The rapid spread of COVID-19 has increased the need for social distancing. This is a measure that will save the lives of many people, but it can also be disappointing to see the impact it leaves from a social standpoint. Events that some have been looking forward to, such as concerts or sports games, and commencement ceremonies may now be indefinitely postponed or canceled completely. Now, many are stuck isolating inside away from friends and family in a situation they never believed was possible.
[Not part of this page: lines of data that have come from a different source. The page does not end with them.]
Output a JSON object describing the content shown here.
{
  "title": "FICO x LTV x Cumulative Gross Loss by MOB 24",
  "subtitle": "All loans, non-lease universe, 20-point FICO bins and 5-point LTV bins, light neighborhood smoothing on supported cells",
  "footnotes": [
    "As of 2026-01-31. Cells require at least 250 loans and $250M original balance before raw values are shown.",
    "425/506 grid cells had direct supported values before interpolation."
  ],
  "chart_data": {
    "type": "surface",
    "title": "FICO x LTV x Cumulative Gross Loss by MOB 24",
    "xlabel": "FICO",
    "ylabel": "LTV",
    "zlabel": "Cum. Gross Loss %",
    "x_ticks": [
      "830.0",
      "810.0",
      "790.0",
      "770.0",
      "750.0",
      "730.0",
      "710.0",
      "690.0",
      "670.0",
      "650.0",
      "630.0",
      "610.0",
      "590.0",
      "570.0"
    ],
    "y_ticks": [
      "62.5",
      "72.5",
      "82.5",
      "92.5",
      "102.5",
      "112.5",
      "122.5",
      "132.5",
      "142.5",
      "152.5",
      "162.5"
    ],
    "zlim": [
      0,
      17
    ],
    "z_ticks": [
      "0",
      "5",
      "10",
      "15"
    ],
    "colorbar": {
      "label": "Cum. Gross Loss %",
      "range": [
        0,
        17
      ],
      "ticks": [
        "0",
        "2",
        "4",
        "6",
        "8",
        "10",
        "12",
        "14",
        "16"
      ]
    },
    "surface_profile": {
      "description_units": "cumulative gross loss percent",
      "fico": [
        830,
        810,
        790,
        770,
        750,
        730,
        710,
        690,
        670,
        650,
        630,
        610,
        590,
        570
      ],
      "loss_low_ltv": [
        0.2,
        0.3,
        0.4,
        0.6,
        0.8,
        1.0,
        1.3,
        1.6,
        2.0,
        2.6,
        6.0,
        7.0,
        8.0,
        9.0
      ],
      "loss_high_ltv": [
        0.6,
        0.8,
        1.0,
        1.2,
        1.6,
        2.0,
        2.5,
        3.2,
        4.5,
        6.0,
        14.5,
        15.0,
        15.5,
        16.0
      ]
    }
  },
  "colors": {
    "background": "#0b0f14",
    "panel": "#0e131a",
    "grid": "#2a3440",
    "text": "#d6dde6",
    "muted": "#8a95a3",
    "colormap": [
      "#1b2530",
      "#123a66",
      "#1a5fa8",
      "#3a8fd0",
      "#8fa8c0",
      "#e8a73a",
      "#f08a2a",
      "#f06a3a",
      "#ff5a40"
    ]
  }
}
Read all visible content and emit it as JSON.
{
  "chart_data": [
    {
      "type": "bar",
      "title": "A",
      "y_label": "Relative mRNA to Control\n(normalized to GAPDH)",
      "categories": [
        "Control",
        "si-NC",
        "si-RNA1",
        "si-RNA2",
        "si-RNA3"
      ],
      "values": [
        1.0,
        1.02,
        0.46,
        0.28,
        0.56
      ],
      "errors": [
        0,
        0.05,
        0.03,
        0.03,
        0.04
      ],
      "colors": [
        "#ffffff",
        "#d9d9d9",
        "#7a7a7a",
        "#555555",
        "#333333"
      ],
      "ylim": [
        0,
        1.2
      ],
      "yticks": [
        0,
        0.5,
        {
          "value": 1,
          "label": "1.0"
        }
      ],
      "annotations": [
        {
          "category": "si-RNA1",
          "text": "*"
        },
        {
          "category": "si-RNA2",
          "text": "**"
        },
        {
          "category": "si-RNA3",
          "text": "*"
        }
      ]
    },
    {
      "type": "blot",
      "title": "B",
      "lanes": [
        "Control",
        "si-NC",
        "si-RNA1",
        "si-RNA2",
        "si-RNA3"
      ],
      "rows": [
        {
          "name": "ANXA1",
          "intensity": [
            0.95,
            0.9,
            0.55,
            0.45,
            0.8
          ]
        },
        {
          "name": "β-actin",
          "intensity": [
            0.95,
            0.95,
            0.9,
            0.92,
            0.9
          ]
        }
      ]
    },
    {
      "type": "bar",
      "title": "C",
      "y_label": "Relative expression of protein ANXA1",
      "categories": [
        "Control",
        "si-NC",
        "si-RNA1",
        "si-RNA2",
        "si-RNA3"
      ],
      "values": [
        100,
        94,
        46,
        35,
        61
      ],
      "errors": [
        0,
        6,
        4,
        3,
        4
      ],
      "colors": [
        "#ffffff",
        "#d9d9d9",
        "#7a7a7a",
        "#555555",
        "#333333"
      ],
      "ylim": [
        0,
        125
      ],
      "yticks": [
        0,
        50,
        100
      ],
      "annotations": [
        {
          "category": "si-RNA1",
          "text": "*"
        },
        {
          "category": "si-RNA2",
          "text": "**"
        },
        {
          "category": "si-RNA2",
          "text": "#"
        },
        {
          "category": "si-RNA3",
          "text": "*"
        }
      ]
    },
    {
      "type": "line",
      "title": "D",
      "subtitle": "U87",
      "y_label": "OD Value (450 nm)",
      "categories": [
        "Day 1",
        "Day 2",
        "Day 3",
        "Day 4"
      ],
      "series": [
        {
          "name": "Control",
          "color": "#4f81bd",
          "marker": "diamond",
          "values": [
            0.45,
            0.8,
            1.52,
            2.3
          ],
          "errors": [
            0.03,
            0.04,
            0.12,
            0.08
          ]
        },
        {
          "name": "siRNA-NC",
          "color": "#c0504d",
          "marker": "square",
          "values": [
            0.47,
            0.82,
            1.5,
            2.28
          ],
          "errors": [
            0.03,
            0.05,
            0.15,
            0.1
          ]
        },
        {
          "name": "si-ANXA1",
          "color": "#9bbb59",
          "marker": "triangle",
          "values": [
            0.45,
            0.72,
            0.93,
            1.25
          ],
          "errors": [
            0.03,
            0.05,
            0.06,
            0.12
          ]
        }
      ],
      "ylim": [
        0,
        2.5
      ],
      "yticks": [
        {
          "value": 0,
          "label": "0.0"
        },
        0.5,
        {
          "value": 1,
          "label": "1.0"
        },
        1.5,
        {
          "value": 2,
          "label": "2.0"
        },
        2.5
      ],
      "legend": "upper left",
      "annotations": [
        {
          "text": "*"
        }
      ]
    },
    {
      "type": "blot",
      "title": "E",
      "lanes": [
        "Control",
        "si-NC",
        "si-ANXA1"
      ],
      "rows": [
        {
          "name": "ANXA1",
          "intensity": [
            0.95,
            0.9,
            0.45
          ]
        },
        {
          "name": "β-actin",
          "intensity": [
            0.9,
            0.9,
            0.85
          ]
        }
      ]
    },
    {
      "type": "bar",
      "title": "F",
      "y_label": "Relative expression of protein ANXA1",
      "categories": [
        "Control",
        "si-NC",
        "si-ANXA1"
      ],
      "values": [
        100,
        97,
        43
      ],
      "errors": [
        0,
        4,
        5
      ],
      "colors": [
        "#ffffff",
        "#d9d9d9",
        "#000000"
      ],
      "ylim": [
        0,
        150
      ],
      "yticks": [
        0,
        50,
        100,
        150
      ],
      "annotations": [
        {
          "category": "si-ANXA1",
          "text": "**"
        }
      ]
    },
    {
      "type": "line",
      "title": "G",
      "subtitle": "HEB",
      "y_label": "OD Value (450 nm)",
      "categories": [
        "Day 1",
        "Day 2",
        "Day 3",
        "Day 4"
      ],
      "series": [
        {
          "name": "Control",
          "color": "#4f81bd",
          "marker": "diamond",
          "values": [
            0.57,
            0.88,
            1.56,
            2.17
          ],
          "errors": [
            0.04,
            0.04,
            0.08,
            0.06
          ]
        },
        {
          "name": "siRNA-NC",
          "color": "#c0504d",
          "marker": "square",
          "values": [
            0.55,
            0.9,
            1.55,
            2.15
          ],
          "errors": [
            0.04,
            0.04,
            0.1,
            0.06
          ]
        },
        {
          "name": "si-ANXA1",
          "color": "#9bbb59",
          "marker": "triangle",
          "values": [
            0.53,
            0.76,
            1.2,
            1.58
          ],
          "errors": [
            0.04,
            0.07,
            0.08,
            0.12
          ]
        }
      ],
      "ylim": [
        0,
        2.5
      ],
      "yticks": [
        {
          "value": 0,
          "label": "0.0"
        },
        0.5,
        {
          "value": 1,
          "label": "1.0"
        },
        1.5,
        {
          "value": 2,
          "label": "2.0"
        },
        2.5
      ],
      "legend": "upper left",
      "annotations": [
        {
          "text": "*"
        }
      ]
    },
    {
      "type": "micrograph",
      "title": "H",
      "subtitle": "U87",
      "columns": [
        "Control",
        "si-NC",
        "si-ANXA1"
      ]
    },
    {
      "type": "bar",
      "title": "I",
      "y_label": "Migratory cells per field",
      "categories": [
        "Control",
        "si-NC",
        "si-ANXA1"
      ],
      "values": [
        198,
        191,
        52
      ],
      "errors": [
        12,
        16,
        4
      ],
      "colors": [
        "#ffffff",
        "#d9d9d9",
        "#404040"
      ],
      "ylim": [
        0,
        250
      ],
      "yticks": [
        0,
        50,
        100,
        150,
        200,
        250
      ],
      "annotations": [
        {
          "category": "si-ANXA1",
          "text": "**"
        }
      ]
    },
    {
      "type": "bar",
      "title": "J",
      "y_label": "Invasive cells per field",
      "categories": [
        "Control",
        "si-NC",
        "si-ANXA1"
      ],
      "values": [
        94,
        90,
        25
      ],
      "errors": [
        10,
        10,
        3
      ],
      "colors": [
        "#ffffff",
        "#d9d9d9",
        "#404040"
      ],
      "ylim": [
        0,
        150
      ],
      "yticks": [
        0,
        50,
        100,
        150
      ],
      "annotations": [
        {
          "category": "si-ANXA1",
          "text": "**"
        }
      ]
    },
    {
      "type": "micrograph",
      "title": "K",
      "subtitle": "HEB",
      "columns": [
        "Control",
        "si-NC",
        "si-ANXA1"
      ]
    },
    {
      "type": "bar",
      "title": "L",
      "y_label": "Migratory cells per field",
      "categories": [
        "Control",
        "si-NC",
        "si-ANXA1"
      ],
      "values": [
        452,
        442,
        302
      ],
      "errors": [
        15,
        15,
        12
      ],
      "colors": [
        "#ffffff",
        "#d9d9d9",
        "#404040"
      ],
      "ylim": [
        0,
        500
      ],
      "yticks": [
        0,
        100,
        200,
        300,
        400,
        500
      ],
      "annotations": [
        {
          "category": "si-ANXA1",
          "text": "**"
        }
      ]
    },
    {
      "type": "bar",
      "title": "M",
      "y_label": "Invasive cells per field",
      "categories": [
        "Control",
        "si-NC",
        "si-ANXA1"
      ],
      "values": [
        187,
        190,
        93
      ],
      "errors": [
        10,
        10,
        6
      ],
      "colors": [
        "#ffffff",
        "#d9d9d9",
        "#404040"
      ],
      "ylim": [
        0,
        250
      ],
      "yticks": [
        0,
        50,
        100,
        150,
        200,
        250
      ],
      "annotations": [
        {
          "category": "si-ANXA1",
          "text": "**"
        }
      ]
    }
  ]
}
Though the thought of being in self-quarantine can be dreadful, there are plenty of upsides to self-isolation that one may not have considered. A global pandemic isn’t an ideal reason for one to have an unlimited amount of time for themselves, but often, life gets busy, and it’s easy to forget the importance of self-care. Balancing a loaded schedule consisting of classes, work, relationships and other social events can easily take up someone’s time and leave little room for them to focus on themselves. 

Now is the time when people can begin projects or hobbies that they’ve wanted to begin but haven’t had the time. For example, one can paint rooms in their house or fix objects that needed to be worked on because time finally allows it. One can spend more time reading or writing, doing art or cooking more. It’s necessary now more than ever that everyone is keeping themselves safe and healthy, and keeping oneself fulfilled by satisfying specific objectives that have been put on the back burner is one of the several ways.

Self-isolation can be a time for self-development. It can be a time for one to reflect on their decisions and re-evaluate their emotional wellbeing. Self-awareness is an essential foundation to have through life because it allows us to be completely in touch with ourselves. 

Now, the world has been presented with an unprecedented amount of alone time that people can use to better themselves. Though the thought of being alone with inner thoughts for so long can be scary, it can be a beneficial time for one to think about their current situation and see if there are any adjustments to make.

If there’s toxicity in certain aspects of someone's life, now is the time for them to reflect on their career paths and relationships that might be inflicting those negative feelings. If someone wants to get into a strict diet or exercise routine, now is the perfect time. In unforsaken circumstances, the world has been put on pause. Now is the time to have realizations and make decisions that’ll grant more happiness to one's life. 

Isolation doesn’t equal staying inside, either. People should be limiting their interactions with others, but spending time outdoors is also an option as long as everyone is maintaining a six-foot distance from each other. Being outside gives our bodies Vitamin D, improves immune systems and increases creativity, according to the Student Conservation Association. If sitting inside begins to feel suffocating, spending time outside is a productive and healthy option.

If there’s one thing society can gain from this pandemic to implement into their daily lives, it's that every day should be lived like tomorrow isn’t guaranteed. Take the time now to do some self-discovering, start new hobbies or finish old projects while stuck inside to make the most out of isolation.